« Je rejette les résultats proclamés par la Ceni car il y a des erreurs monumentales dans tout le pays. Il n’y a pas une seule commune qui a été épargnée », a affirmé Agathon Rwasa à la presse, jeudi 28 mai, après son dépôt de recours à la Cour constitutionnelle.
Deux jours plus tard, l’ « héritier » du « Guide suprême du patriotisme » réagit à cette annonce, tirant à boulets rouges sur son principal adversaire : « Il était temps pour nous, Burundais et pas seulement les Bagumyabanga, que nous sachions que nous sommes une force, afin de former une alliance et nous fixer un nouveau départ. Vous voulez que je vous dise? Ça a déjà commencé à se manifester. A l’issue de ces élections, n’est-ce pas un seul parti qui en a contesté les résultats ? N’est-ce pas le seul qui se lamente? Avez-vous entendu un autre parti faire de la sorte? Un seul parti peut-il triompher sur la volonté de tout un peuple? Dieu a déjà tout arrangé, bientôt, vous verrez les Burundais unis dans une même alliance. Il y a toujours un petit crétin au sein de la famille. Il doit toujours y avoir des gens qui nuisent. Et j’aime cette phrase de notre sage quand il a dit qu’il y a toujours besoin de saboteurs car ce sont eux qui nous stimulent. »
Exercer son droit légitime à la contestation, par la voie légale, des résultats provisoires du triple scrutin du 20 mai et, ce faisant, s’attirer les foudres du candidat arrivé en tête de la présidentielle est chose inédite en démocratie.
La quête d’une union nationale escamotant la réalité des foules compactes que drainaient les meetings du Cnl établit un compromis mou que la masse critique du changement fera vaciller comme une flamme de bougie dans le vent. Cette quête en pleine compétition démocratique instaure un rapport problématique à la contradiction.

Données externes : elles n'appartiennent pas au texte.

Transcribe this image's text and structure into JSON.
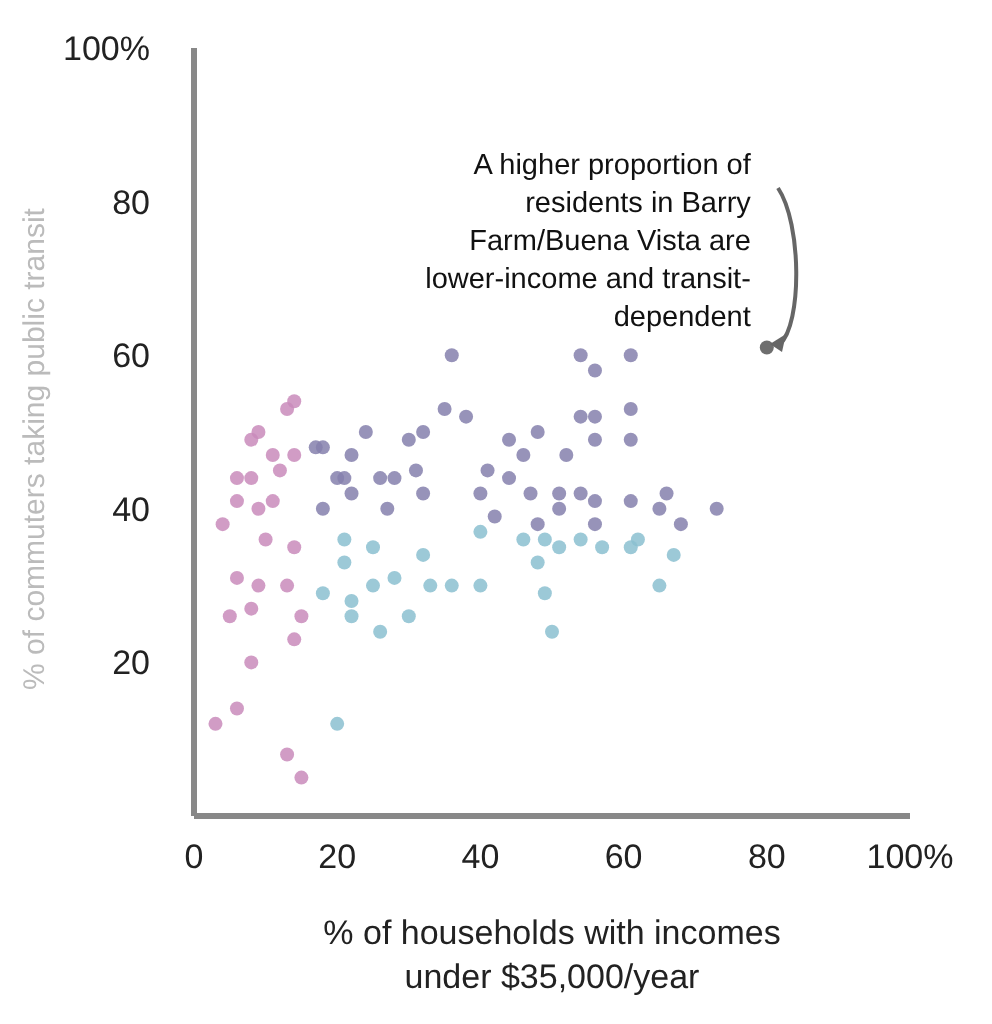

L’outrage n’est plus seulement structurant – tous les audios de militants du Cndd-Fdd circulant sur les réseaux sociaux ou les chansons à la gloire du parti de l’Aigle ont l’invective comme ressort -, il devient hautement politique, assumé au plus haut niveau. Et ce à la faveur des trois jours de prière d’action de grâce, de « célébration » des militants du Cndd-Fdd, 10 jours après l’annonce de la victoire à l’élection présidentielle de leur candidat, l’actuel secrétaire général du parti.
La raison du plus fort avance masquée – sans pour autant se départir du registre martial – pour faciliter le ralliement à sa cause. Lequel s’avère être l’impuissance apprise se muant en culture de la résignation car étendue à la nation. S’unir revient ainsi à se ranger derrière l’ « homme fort » du moment. La contradiction est tolérée, le temps de la campagne électorale. Oui à la critique, à condition de finir par rentrer dans le rang. « Je pense qu’on est arrivé aujourd’hui à l’heure où on ne devrait plus parler des seuls militants du Cndd-Fdd mais comprendre que tous les Burundais, ensemble, nous formons une seule nation. » L’enjeu, c’est d’avoir raison de l’autre, ce n’est pas d’avoir raison.
«Un seul parti peut-il triompher sur la volonté de tout un peuple ?» Dans des conjectures politiques et historiques particulières, ce qui a été, c’est ce qui sera et ce qui s’est fait, c’est ce qui se fera.